Впрочем, я знаю, почему твои глаза так потрясли меня, я знал это с первой минуты, как увидел тебя. Странно, что юношеская любовь так долго преследует человека и все вновь и вновь напоминает о себе. Но ведь у тебя не ее благословенное лицо, да ты и гораздо старше ее. А потом, она вышла замуж за телеграфиста и переехала в Кабельвог. Вот так, сколько голов, столько умов. Я не мог дождаться ее любви, да я бы никогда и не дождался ее. Тут уж ничего не поделаешь…Часы пробили половину одиннадцатого… Нет, тут уж ничего не поделаешь. Но если бы ты только знала, как напряженно я думал о тебе все эти двенадцать лет, я никогда не забывал тебя… Ха-ха! Но это уже моя беда, а она здесь ни при чем. Другие помнят только год, и конец, а я мучаюсь десять лет кряду.
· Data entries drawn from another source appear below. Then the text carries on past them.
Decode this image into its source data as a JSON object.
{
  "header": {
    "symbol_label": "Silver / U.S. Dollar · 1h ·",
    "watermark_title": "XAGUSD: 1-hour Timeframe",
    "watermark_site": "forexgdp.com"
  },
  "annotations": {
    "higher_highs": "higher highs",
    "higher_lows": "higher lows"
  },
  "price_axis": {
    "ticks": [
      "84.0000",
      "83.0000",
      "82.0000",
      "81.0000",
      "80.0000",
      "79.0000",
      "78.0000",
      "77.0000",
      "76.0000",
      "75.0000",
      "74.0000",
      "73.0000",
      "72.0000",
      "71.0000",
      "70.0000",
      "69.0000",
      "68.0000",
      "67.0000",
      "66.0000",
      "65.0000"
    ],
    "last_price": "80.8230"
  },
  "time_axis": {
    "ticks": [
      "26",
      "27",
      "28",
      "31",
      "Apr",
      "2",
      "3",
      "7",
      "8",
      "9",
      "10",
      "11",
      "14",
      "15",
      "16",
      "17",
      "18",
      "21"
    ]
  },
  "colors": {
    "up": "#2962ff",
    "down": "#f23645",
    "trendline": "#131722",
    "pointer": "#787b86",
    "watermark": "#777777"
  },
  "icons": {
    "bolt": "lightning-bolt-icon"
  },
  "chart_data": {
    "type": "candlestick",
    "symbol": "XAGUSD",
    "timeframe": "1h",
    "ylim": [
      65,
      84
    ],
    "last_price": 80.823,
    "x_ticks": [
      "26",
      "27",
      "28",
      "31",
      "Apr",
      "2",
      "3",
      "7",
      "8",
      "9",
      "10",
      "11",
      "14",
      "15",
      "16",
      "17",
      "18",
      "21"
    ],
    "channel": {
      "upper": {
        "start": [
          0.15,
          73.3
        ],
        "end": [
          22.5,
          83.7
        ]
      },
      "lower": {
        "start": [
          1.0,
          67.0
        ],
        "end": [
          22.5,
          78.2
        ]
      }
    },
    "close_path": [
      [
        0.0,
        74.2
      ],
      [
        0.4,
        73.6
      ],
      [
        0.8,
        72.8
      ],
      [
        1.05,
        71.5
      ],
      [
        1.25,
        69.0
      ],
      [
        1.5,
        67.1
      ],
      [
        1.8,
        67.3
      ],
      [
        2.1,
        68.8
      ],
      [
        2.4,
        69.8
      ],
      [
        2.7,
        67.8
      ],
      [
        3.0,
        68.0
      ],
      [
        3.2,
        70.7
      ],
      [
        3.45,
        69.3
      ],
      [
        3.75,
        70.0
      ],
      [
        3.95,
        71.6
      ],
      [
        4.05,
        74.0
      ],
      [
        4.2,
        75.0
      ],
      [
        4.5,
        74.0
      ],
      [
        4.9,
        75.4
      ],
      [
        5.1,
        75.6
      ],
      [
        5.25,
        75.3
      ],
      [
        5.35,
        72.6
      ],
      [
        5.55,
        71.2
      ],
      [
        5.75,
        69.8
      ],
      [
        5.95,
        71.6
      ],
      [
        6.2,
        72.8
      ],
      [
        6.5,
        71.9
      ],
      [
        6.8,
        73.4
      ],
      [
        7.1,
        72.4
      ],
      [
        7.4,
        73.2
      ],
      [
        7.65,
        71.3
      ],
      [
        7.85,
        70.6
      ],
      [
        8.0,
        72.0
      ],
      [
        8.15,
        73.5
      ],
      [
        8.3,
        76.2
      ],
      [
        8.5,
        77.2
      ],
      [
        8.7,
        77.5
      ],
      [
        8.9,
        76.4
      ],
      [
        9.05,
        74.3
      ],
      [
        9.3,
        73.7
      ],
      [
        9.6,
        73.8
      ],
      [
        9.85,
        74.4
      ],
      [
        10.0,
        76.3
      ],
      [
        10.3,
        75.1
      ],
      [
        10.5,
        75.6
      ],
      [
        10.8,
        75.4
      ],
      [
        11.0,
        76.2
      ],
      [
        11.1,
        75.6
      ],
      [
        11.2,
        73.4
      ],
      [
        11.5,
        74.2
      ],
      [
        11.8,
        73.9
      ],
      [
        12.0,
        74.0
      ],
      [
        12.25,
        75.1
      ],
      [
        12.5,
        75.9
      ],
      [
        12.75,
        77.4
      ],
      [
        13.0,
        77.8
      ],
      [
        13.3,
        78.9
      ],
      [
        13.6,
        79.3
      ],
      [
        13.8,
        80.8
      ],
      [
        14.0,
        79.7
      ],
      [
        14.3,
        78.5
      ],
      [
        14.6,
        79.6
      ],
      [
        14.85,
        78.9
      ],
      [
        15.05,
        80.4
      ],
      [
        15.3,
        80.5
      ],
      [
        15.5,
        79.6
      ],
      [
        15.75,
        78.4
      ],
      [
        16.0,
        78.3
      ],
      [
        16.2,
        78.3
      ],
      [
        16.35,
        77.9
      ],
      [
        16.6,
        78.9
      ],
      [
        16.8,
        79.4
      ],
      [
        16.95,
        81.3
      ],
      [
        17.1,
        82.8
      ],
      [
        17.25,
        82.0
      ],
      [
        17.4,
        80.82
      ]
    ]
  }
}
Я помогу этой седой девушке, продающей яйца. Я дам ей денег и помогу еще как-нибудь – ради ее глаз помогу… Денег у меня будет хоть отбавляй, стоит мне только дать согласие, и шестьдесят две тысячи крон за имение у меня в кармане. Ха-ха-ха! В подтверждение мне надо лишь взглянуть на стол, там валяются три важнейшие телеграммы… Все это курам на смех! Когда ты агроном и капиталист, то не соглашаешься сгоряча на первое же предложение. Тут, как говорится, нужно семь раз отмерить, обмозговать все как следует. Так ты и поступаешь – обдумываешь сделку не спеша, и ни у кого ни тени сомнения, хотя это – розыгрыш, и притом грубый. О человек, имя твое – осел! Покажи тебе морковку, и ты пойдешь куда угодно. Из кармана моего жилета, который висит вон там, торчит горлышко аптечного пузырька. Это – яд, синильная кислота. Я таскаю его в кармане просто так, забавы ради, и у меня не хватает мужества использовать его по назначению. Почему же я храню эту склянку и зачем я раздобыл ее? Это тоже обман, модное декадентское шутовство, самореклама и снобизм… Фу!.. Как нежна и тонка эта милая рука!..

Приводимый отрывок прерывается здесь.